I've been leading a reporting project at work for the past 1.5 years. Recently we noticed some data discrepancies and I thought it might be interesting to share thoughts on one particular issue we encountered related to kafka connect, change detection, and clocks in distributed systems.
A brief history
At JazzHR we have an application database and a data warehouse, used for reporting purposes. We leverage Kafka to sync changes from the application database to the reporting warehouse. Many of these data flows are conducted using kafka connect, and are configured to poll for changes on an interval, using the "timestamp" source connector mode.
Let's say in the application database we have a table of users defined as follows:
id | firstName | updatedAt |
---|---|---|
1 | gabe | 2023-01-01 12:00:00 |
2 | john | 2023-08-31 12:09:15 |
When the user record is updated, the "updatedAt" column is updated to the current timestamp. In the timestamp mode and the timestamp+incrementing mode of kafka source connectors, this value will be polled to tell if the record was changed. In our example, let's say I updated user 1's name at 12:15:00, then you might see something like this:
id | firstName | updatedAt |
---|---|---|
1 | gabriel | 2023-08-31 12:15:00 |
2 | john | 2023-08-31 12:09:15 |
Let's say that the connector next runs at 12:16:00. It might run a query that looks like the following:
select id, firstName, updatedAt
from users
where updatedAt > '2023-08-31 12:09:15'
and updatedAt <= '2023-08-31 12:16:00';
The issue
After a couple months of our kafka connect powered data pipelines being operational we noticed discrepancies between the application database and the data warehouse. In amounts greater than 1%, which was unexpected, and initially puzzling. We went to the drawing board and sketched out possible ways discrepancies could be introduced. Through the process we honed in on one issue in particular because we realized it was systemic: clock differences.
Something I glossed over in my example above is that the "updatedAt" timestamp is actually set by the application code. This led to the realization that our system tends to "back-date" records when it creates them. When the application is writing changes to the database, time elapses between when an ORM record in memory is updated and when that change is persisted in the database. That means a record could have actually been updated at 12:00:01.00 but application code may claim that it was updated at 12:00:00.50. In most web-app usages of a transactional database, a discrepancy like this isn't concerning. Unfortunately, given the way that we're polling these tables to ingest the data into the warehouse, this discrepancy is problematic.
If the polling mechanism happens to query for updates between when a record claims it was inserted and when it was actually inserted, then the change may be missed entirely. Readers familiar with kafka connect source connector modes may be aware that source connectors in timestamp mode set the "older" boundary timestamp from the value of the final record found in the previous batch; because there is no guarantee of ordered upserts there remains a possibility of a "data leak" here.

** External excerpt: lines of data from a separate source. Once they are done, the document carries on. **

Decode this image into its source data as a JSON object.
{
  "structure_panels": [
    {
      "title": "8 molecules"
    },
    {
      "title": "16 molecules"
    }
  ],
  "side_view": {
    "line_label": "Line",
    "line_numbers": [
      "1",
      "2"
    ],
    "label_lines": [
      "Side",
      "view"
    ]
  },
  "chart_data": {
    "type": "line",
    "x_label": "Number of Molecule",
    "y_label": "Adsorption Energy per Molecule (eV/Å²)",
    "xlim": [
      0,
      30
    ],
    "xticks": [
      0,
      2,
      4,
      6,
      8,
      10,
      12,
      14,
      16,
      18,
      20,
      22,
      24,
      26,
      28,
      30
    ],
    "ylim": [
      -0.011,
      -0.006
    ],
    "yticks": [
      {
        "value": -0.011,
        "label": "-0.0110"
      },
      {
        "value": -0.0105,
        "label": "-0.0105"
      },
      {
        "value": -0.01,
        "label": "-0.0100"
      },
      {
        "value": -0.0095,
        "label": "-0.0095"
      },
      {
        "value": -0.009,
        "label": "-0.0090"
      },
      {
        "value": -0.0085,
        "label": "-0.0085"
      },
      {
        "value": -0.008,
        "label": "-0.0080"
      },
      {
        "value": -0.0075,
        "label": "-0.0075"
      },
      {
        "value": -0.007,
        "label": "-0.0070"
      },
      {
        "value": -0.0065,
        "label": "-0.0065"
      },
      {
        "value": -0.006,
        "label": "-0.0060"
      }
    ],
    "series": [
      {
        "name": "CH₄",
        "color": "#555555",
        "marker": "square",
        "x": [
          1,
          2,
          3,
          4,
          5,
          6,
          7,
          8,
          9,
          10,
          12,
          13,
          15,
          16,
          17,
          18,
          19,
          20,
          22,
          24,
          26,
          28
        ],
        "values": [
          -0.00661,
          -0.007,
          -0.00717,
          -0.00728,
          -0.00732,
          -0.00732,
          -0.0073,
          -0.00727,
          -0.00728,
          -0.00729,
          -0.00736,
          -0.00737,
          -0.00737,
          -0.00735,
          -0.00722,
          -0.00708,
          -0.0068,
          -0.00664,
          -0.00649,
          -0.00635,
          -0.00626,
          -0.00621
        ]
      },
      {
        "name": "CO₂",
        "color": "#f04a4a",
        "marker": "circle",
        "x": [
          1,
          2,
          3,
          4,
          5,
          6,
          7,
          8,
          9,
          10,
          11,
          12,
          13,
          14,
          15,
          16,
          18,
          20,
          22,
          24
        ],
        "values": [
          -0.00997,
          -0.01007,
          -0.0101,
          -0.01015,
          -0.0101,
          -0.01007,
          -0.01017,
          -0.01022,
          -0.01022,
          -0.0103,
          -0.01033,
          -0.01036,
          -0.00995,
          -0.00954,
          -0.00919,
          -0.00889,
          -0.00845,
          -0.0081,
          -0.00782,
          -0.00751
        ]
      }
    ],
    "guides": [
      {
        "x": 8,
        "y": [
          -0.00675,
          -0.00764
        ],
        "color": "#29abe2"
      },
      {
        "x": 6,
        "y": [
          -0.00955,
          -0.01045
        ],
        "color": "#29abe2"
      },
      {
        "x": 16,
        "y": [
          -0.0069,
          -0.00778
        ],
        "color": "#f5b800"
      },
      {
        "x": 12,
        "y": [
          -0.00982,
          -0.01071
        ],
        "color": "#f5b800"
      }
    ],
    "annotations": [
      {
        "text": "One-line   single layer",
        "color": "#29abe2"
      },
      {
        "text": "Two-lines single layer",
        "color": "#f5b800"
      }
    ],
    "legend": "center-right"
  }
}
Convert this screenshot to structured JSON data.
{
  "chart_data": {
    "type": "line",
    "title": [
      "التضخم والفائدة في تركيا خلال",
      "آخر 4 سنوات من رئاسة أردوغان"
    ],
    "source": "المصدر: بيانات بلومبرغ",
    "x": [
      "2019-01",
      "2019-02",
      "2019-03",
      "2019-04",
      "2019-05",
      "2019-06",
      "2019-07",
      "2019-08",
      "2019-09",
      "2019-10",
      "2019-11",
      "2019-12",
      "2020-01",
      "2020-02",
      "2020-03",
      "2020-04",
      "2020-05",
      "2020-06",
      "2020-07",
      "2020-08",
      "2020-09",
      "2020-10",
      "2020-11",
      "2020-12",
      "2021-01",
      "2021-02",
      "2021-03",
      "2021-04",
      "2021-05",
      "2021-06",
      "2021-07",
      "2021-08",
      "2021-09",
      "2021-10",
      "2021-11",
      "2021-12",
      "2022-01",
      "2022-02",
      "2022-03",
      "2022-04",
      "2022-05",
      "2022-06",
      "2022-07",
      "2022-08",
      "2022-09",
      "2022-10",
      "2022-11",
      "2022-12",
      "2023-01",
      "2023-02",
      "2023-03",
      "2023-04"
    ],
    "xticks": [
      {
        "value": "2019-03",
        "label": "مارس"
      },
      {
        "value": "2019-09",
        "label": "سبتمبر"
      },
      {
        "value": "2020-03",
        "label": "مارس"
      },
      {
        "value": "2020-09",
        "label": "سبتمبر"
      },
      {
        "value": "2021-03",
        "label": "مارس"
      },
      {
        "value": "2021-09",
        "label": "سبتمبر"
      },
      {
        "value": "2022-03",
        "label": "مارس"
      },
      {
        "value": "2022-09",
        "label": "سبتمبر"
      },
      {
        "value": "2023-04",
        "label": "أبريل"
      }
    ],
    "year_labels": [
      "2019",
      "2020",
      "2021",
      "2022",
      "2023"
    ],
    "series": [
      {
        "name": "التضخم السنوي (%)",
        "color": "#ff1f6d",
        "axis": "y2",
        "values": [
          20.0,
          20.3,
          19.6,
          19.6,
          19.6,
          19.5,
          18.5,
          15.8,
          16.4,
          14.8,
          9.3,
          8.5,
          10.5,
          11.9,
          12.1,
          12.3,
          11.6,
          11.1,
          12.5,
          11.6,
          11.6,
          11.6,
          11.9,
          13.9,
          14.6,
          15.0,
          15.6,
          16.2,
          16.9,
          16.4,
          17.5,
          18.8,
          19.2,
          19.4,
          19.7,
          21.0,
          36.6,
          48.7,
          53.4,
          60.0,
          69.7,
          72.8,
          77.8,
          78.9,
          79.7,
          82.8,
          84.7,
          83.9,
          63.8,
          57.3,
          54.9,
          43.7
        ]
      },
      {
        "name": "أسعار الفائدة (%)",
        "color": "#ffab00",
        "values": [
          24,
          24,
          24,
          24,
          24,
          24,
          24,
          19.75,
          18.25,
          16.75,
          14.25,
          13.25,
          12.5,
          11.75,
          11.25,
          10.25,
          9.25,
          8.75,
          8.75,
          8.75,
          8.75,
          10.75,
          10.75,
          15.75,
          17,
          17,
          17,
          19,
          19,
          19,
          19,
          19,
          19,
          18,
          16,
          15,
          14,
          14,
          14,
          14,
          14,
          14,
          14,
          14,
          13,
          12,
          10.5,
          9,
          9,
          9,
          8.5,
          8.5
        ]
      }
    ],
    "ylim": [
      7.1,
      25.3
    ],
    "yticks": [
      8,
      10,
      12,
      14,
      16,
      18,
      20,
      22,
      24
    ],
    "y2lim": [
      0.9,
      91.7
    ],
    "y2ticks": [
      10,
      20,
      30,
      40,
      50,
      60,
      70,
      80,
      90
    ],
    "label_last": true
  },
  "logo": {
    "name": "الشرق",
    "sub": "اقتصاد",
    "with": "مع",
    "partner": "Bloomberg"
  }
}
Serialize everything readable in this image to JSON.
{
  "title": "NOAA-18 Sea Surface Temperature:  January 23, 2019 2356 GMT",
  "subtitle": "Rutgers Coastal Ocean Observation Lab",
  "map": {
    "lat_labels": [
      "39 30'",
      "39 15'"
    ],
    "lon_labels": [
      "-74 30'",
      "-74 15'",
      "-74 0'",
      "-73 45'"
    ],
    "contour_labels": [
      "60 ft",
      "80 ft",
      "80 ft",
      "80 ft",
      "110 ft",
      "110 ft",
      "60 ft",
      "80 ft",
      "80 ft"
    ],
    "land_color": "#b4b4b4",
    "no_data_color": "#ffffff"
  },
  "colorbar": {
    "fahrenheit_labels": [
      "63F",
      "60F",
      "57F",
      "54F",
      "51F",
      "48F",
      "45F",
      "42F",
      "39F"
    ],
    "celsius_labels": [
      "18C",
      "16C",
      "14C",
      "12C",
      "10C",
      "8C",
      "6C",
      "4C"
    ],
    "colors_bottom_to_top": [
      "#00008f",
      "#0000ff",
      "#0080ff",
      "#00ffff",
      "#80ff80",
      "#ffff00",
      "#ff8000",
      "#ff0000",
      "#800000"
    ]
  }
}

With the potential problem in mind we brainstormed through possible prototypes to test our theory and potential solutions. We explored three tracks:
-
Database-driven timestamps
If we were building things from scratch the proper solution would be to make the database responsible for generating these timestamps. Because these were occurring on highly trafficked tables, making such a schema change in mysql may require some downtime. As a result we pursued this approach for one of our data-flows, and we actually wound up creating an alternate version of the table and migrating in old data in order to avoid issues in orchestrating schema changes on said heavily used tables.
-
Adding a delay to the connector
Another idea we explored was shifting the window of time in which connect polls. As it turns out the
timestamp.delay.interval.ms
configuration option for jdbc source connectors did this very thing. You can think of this as shifting the recurring window from[60 seconds ago, now]
to[70 seconds ago, 10 seconds ago]
. This shift acts as a grace period for "back-dated" records to get persisted, mitigating the problem. We landed on this approach for the rest of our data-flows. While this introduced a slight delay to our pipeline, it was fairly minor and it prevented us from undertaking more expensive approaches. -
Switching the mode of the connector to bulk and scoping it to a small window of time, similar to how timestamp mode works.
For this option we adjusted the query to shift the time window like so:
select id, firstName, updatedAt from users where updatedAt >= date_sub(utc_timestamp, interval 1 minute);
This resolved the discrepancy issue but after we let it run over a weekend we discovered that it introduced two new issues:
a. Due to a replication latency event in our application database cluster, we missed data for a window of time. As it turns out, we discovered that the timestamp and timestamp+increment modes of kafka connect source connectors handle this by polling for records since the greatest timestamp in the last successful batch. Unfortunately these events are not uncommon on our system, so this discovery ended our exploration of this prototype.
b. We initially prototyped this at a less frequent interval, but set it to ingest more time(e.g. run every 1 minute, ingest 5 minutes of history), which meant that we needed to either dedupe the data in some manner or just process a higher volume of data.
Ideally in the future this is an area where JazzHR could invest future resources. A more robust change data capture system, like debezium, could prevent these problems.